Comptoir phénicien, Safi devint à compter du XIIème siècle un port important, débouché naturelle sur la mer de Marrakech, capitale de l’Empire Almohade puis Chérifien. Et les différentes influences et dominations ne firent que renforcer son importance commerciale. Au XXème siècle, le port prit une nouvelle dimension avec la pêche industrielle à la sardine. En effet, la fraîcheur du courant des Canaries rendirent les eaux de Safi foisonnantes de sardines et de thons. Couplé avec un savoir-faire qui donne un produit fini sans peau et sans arêtes, entièrement préparées à la main, Safi développa toute la filière de la pêche à la conserve. Dans les années 1950-1960, il était le premier port sardinier mondial en tonnage, avec jusqu’à 130 bateaux ramenant 100 000 tonnes de poissons par an. Douze mille personnes travaillaient alors dans la filière, qui comptait 38 conserveries. Au milieu des années 70, le port abritait près de 75 conserveries. A compter des années 1980, l’activité déclina avec la raréfaction de la ressource et le déplacement des zones de pêche au sud d’Agadir. En 2019, la production s’établissait à 42 000 tonnes et en 2022, il restait une vingtaine d’unités de traitement de poissons seulement (19 conserveries, 4 usines de valorisation de déchets de poisson, 2 unités de congélation). Malgré tout, selon un rapport de l’organisation des Nations Unies pour l’alimentation et l’agriculture (FAO), le port de Safi occupe le 13ème rang à l’échelle internationale dans la production mondiale de poisson et encore 15% des habitants travaillent dans le secteur maritime au sens large (marins, chantier de construction naval …).

L’abondance de sardines permit à ce poisson de s’imposer dans la cuisine locale et aujourd’hui, les Safiots en consomment au moins une fois par semaine. Il s’imposa également sur le logo du club et donna son surnom à l’équipe.

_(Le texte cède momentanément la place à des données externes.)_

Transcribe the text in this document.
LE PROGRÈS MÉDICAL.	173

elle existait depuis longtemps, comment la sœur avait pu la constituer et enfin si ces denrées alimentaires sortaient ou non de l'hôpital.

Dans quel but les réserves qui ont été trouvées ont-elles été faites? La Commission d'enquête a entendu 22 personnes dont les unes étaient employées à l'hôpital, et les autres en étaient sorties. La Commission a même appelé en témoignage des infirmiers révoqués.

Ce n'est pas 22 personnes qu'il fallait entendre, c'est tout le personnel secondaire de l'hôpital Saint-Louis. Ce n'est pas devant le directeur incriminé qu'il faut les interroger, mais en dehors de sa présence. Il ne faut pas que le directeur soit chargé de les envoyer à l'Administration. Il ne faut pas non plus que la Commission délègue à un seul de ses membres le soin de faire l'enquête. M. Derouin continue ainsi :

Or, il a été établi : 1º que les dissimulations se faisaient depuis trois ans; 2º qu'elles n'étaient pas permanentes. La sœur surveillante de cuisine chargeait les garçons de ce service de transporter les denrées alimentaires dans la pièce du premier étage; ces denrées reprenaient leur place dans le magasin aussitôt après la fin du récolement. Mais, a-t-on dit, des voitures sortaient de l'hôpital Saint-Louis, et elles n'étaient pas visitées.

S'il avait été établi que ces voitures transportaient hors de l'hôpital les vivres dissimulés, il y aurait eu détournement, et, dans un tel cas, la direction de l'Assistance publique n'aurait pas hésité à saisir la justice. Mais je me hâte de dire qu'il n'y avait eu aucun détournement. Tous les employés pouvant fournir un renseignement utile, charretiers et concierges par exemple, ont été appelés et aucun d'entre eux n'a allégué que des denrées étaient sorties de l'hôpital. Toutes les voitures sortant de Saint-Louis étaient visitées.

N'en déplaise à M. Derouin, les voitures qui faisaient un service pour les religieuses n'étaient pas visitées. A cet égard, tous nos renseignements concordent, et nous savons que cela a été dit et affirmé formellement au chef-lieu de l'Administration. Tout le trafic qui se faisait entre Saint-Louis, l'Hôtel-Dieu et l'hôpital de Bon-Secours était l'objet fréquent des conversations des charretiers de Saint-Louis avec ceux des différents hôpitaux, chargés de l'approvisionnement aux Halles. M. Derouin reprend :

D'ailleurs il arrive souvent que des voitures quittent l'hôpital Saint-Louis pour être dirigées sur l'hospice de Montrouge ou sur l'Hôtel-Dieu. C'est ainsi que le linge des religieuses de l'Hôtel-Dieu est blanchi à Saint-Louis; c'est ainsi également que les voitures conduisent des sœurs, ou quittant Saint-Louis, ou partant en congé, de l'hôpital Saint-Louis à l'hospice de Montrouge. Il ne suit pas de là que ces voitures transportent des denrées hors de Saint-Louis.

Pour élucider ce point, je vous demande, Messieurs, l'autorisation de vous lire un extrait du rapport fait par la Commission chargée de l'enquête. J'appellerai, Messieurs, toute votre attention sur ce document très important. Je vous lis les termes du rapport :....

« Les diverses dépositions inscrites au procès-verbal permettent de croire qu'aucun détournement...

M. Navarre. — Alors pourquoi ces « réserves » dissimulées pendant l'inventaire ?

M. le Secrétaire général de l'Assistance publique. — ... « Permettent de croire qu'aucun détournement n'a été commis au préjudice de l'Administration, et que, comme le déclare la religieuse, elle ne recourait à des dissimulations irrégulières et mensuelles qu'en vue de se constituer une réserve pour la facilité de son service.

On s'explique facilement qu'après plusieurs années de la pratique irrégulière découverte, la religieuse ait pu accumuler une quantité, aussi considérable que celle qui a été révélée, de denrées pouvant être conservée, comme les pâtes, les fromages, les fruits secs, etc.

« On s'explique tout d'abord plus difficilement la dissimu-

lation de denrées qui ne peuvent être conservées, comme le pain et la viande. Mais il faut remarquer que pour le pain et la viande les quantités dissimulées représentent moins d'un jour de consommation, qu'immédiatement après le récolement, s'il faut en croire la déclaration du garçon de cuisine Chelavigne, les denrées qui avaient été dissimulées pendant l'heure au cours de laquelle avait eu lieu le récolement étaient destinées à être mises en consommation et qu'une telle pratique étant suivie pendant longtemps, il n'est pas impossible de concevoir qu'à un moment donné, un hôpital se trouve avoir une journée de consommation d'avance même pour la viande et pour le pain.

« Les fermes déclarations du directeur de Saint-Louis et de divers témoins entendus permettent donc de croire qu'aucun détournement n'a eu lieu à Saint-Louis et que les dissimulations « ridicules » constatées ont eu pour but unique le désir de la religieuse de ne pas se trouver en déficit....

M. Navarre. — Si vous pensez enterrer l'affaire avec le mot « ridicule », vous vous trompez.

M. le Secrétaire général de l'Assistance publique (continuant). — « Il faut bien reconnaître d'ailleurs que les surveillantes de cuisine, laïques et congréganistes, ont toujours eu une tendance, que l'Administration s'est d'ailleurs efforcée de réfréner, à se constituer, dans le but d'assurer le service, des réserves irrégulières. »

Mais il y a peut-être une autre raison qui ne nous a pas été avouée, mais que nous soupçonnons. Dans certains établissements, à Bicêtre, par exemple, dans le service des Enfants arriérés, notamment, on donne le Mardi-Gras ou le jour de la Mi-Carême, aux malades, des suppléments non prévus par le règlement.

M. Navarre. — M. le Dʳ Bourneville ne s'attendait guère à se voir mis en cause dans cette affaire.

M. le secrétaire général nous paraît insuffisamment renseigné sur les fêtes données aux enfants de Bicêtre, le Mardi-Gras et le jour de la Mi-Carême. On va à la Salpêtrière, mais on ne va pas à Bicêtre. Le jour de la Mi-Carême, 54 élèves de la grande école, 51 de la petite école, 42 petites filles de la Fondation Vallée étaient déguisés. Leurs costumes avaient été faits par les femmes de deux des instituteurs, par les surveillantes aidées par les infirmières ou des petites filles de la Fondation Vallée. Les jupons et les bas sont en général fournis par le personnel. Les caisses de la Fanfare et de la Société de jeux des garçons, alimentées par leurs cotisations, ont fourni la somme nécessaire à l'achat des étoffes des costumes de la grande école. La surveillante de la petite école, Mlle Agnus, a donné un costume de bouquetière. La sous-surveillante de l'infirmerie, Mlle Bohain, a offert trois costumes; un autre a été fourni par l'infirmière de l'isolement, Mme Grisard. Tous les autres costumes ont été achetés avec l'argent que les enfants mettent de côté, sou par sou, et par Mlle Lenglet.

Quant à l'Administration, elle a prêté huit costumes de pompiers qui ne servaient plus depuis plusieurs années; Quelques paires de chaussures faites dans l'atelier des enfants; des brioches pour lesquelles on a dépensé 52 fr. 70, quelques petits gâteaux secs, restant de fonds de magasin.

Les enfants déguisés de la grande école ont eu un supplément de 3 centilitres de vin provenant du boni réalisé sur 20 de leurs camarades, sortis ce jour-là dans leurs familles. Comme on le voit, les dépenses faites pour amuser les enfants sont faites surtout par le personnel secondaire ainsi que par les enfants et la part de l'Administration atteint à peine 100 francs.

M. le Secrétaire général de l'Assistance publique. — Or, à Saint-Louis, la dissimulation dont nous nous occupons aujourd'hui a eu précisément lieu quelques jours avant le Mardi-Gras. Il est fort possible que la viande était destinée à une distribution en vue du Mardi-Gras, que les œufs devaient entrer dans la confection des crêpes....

#986 – FC Dieppois : les Harengs

La cité normande est surnommée « la ville aux quatre ports » car elle accueille un port de passagers (ferry transmanche), un port de commerce, un port de pêche et un port de plaisance. La présence de tant de ports témoigne du lien privilégié entre la cité et la mer. Même s’il existait un camp romain à proximité de la ville actuelle, ce sont surtout l’implantation de vikings vers 910 qui démarra l’histoire de Dieppe. L’emplacement présentait un environnement privilégié, au bord d’une rivière « profonde », la Tella, qui se jetait dans la Manche. Une digue naturelle de galets permettait aussi d’accéder au port à marée haute comme à marée basse. La ville fut officiellement fondée en 1015 par le duc de Normandie Richard II, avec l’objectif de s’offrir une débouchée marine. Comme souvent au Moyen-Âge, pour les villes de la Manche, de la Mer du Nord et de la Mer Baltique, la pêche et le commerce du hareng devinrent l’activité principale. En particulier, chaque année d’octobre à décembre, les harengs migrent de la Mer du Nord vers l’Atlantique et, au large et au proche des côtes Normandes, entre Fécamp et Dieppe, les harengs se reproduisent. Les pêcheries et salines s’installèrent donc rapidement dans la région et leur production s’expatria sur les étals parisiennes et rouennaises grâce aux chasse-marées. Au XVIIIème siècle, à Dieppe, la flotte consacrée à la pêche aux harengs fut la plus importante de la côte avec 60 bateaux. Le poisson, qui fut surnommé « poisson roi » fit la richesse de la ville jusqu’au XXème siècle. Aujourd’hui, le port de pêche se concentre avant tout sur la coquille Saint Jacques, avec 3 000 tonnes débarquées chaque année. La ville célèbre cette tradition ancestrale avec la Foire aux Harengs et à la Coquille Saint-Jacques, tous les troisièmes week-ends de novembre.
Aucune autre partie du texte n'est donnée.